001
私、羽川めいこは3年ぶりに帰ってきた。
3年ぶりに帰ってきた街中は変わっているようで変わってはいなかった。
小さい頃に遊んだ公園だって、幼稚園に通っていたときの道だって、少し綺麗になっているだけでほとんど変わってはいなかった。
公園にまで行く途中にいる良く吠える犬のゴンタだって、相変わらず馬鹿みたいに吠えていた。スーパーの近くにある家の柴犬まりんだって私の事を覚えていてくれたようで、飛びついてきたぐらいだ。
そんな少ししか変わらず、私の事を覚えてくれている街並みというのはやっぱり居心地が良くてついつい鼻歌を歌ってしまう。そんな上機嫌な私の目の前を一人で歩く女の子を見つけた。その子のことを私はよく知っている。その子の名前は瀬名あやめちゃん。相変わらず綺麗な黒く長い髪を揺らして歩いていた。あやめちゃんは小さい頃からずっと一緒の私の親友だ。私は、その変わらない姿に嬉しくなって、つい高く手を上にあげて、声をかけようとした。

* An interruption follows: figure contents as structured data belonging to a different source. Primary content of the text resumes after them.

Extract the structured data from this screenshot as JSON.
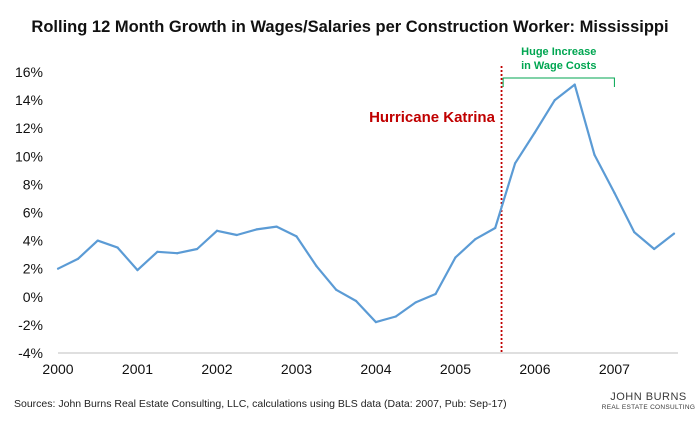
{
  "chart_data": {
    "type": "line",
    "title": "Rolling 12 Month Growth in Wages/Salaries per Construction Worker: Mississippi",
    "xlabel": "",
    "ylabel": "",
    "x_tick_labels": [
      "2000",
      "2001",
      "2002",
      "2003",
      "2004",
      "2005",
      "2006",
      "2007"
    ],
    "y_tick_labels": [
      "16%",
      "14%",
      "12%",
      "10%",
      "8%",
      "6%",
      "4%",
      "2%",
      "0%",
      "-2%",
      "-4%"
    ],
    "ylim": [
      -4,
      16
    ],
    "xlim": [
      2000,
      2007.8
    ],
    "grid": false,
    "legend": "none",
    "series": [
      {
        "color": "#5b9bd5",
        "x": [
          2000,
          2000.25,
          2000.5,
          2000.75,
          2001,
          2001.25,
          2001.5,
          2001.75,
          2002,
          2002.25,
          2002.5,
          2002.75,
          2003,
          2003.25,
          2003.5,
          2003.75,
          2004,
          2004.25,
          2004.5,
          2004.75,
          2005,
          2005.25,
          2005.5,
          2005.75,
          2006,
          2006.25,
          2006.5,
          2006.75,
          2007,
          2007.25,
          2007.5,
          2007.75
        ],
        "values": [
          2.0,
          2.7,
          4.0,
          3.5,
          1.9,
          3.2,
          3.1,
          3.4,
          4.7,
          4.4,
          4.8,
          5.0,
          4.3,
          2.2,
          0.5,
          -0.3,
          -1.8,
          -1.4,
          -0.4,
          0.2,
          2.8,
          4.1,
          4.9,
          9.5,
          11.7,
          14.0,
          15.1,
          10.1,
          7.4,
          4.6,
          3.4,
          4.5
        ]
      }
    ],
    "annotations": [
      {
        "text": "Hurricane Katrina",
        "color": "#c00000",
        "x": 2005.58,
        "style": "dotted vertical line"
      },
      {
        "text_lines": [
          "Huge Increase",
          "in Wage Costs"
        ],
        "color": "#00a651",
        "x_range": [
          2005.6,
          2007
        ]
      }
    ]
  },
  "footer": {
    "source": "Sources: John Burns Real Estate Consulting, LLC, calculations using BLS data (Data: 2007, Pub: Sep-17)",
    "logo_line1": "JOHN BURNS",
    "logo_line2": "REAL ESTATE CONSULTING"
  }
}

あやめちゃん!そう元気に声を出そうとした瞬間、あやめちゃんが私に気づいたのか少しの間、目が合う。そうして少しだけ、静かな時間が過ぎる。私は手を上げたままのポーズが何だか恥ずかしくなってしまった。手を下して小さく照れ笑いしながら、小走りであやめちゃんに近づこうとすると、あやめちゃんは下を向いて横を通り過ぎてしまった。
私にはそれがおかしく思った。あやめちゃんはもしかして私のことを忘れてしまったのだろうか?そんな馬鹿なことを考えてはみるけれど、きっと違うと思う。あやめちゃんは親友で、そんな子ではないと知っているからだ。
ではなぜなのだろうか。どうして、無視をしたのだろう。どうして、私を見てもおかえり、といってくれなかったのだろう。
私は、そんなあやめちゃんの姿が、不思議でならなかった。離れた3年間に何かあったのかも知れない。そう言えば、どこかうわの空な様子は、寝不足のパパの動きに似ていた気もする。
折角あやめちゃんのお隣に引っ越してきたのになぁ。やっと、会えたのになぁ。なんてことをたくさん考えながら歩いていれば、もう目の前に自分の家があった。いつの間にかスーパーや、まりんにゴンタの家、懐かしい公園を通り過ぎていたようだった。